RAM Model is a good assumption for computer model given.. (4 things)

-we limit ourselves to small numbers (integers) and limited precision (floats) -the data fits into working memory -we analyze sequential problems - we discard constant factors anyways

how does Quicksort work?

1. Randomly pick a pivot value (or best: pick the 1st, last, and middle element... and then go with the median value) ... (our version takes the last element) 2. Compare all the rest of the elements to this value 3. If they are greater than this value, put them to the right of it. 4. If they are less than this value, put them to the left. 5. Put a "Low" counter at the first element, "High" counter at the last 6. Advance the Low forward until a value higher than pivot is found, and advance the High backward until a value lower than pivot is found. 7. When these two conditions are met, swap these numbers and repeat the process. 8. When the Low and High counter line up, swap their value with the pivot. 9. Now repeat the process for each partition; the left part and right part.

what kind of problems is dynamic programming suitable for? describe

1. ones that exhibit an optimal substructure (so the smaller optimal solutions that make the larger optimal solution exhibit the same structure) 2. in which sub-problems overlap/occur repeatedly

What is the smallest possible depth of a leaf in the decision tree (and why should we care about this questions)?

???

compare and contrast Divide and Conquer vs.

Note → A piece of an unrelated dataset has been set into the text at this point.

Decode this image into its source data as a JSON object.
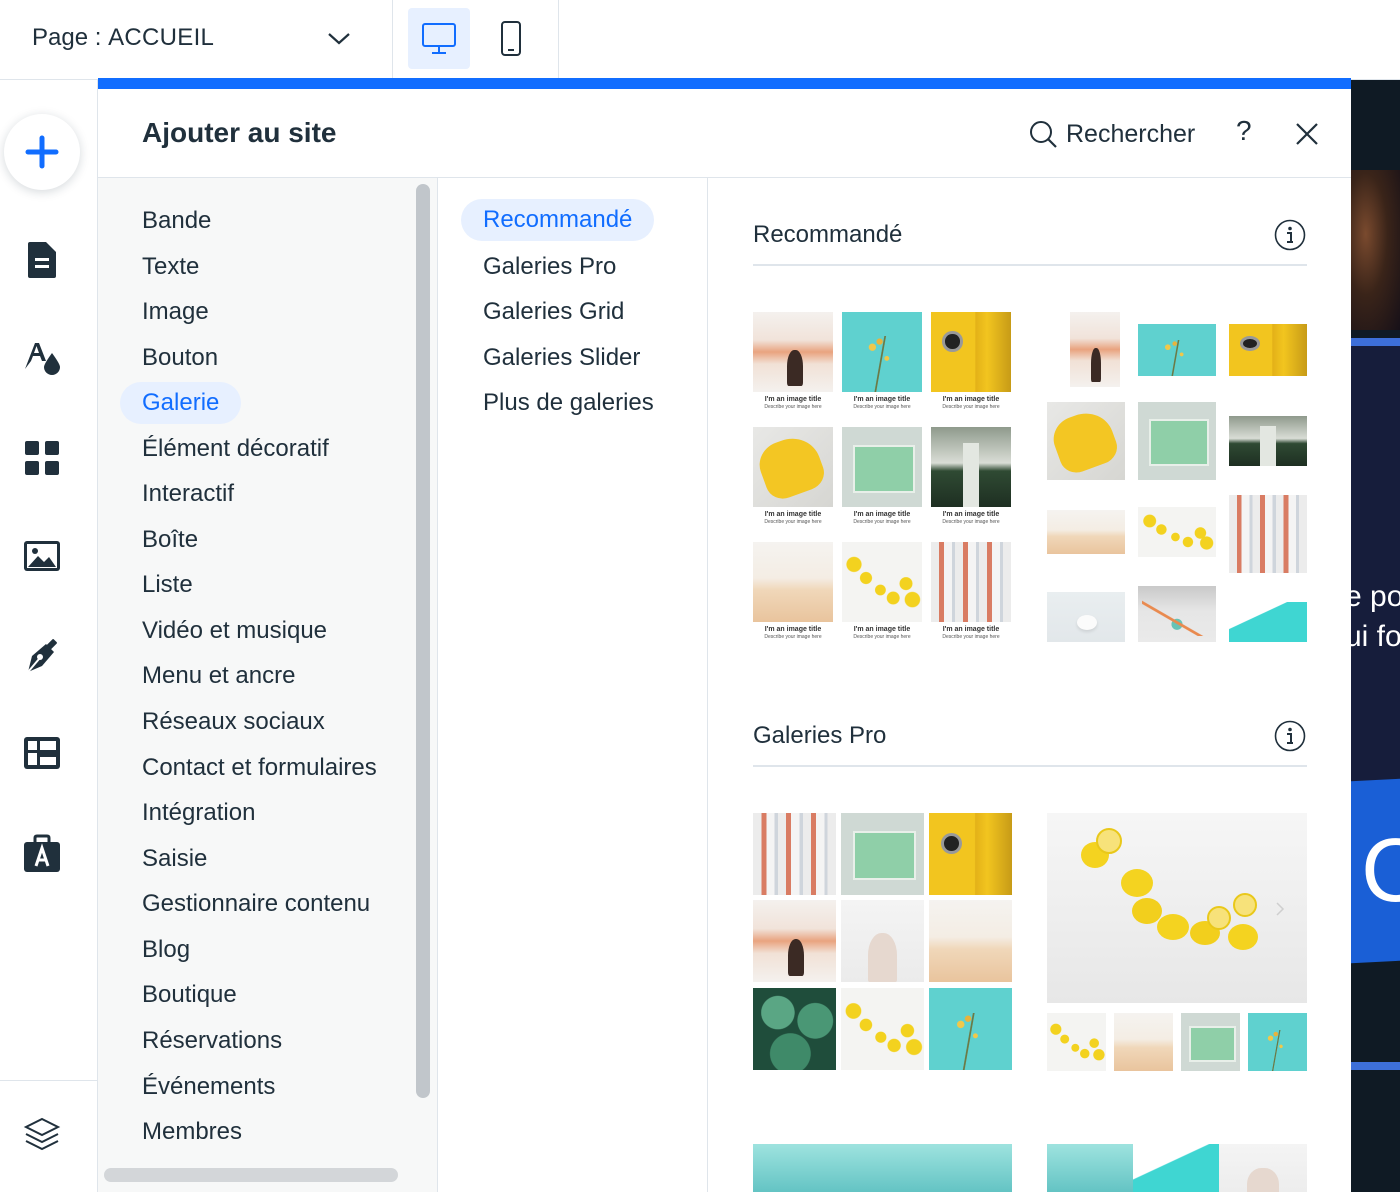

Dynamic Programming

Divide and Conquer is like top down: start with a big problem, split it again and again, solve smaller parts, and then combine the solutions until you have reached the ultimate solution. Dynamic Programming is more like bottom up: first we solve some smaller solutions, then tabulate them, then combine tabulated solutions for the bigger solution.

How do we do change making with dynamic programming? what is the downside?

Divide and Conquer: recursively find the least number of coins required after each possible reduction (each possible coin takeaway value). very inefficient due to strong overlap

Give an example of backtracking in dynamic programming

In the dynamic change making algorithm, we only keep a table of the minimum number of coins required for each amount, but we do not keep track of the coin that got us to that amount. If we include another column C with that information, then Given C, we add the coin C(z), then the coin C(z − C(z)), etc.

Can you think of a situation in which we can sort elements without comparing them? (to beat the fundamental lower bound of comparison sort?

Integers in a reasonably small range [0, ... , k]

compare and contrast the partitioning and merging in Mergesort vs Quicksort

Mergesort does trivial partitioning with non-trivial merging of the data. Quicksort does non-trivial partitioning with trivial merging of the data

what is the running time of ApproxKP algorithm?

O n log n

what is running time of fractional KP greedy algorithm and what is is dominated by?

O(nlog(n)) dominated by the sorting step

of the sorting algorithms, what is the most widely used?

Quicksort

despite the fundamental lower bound, why do we usually choose quicksort over a linear sort?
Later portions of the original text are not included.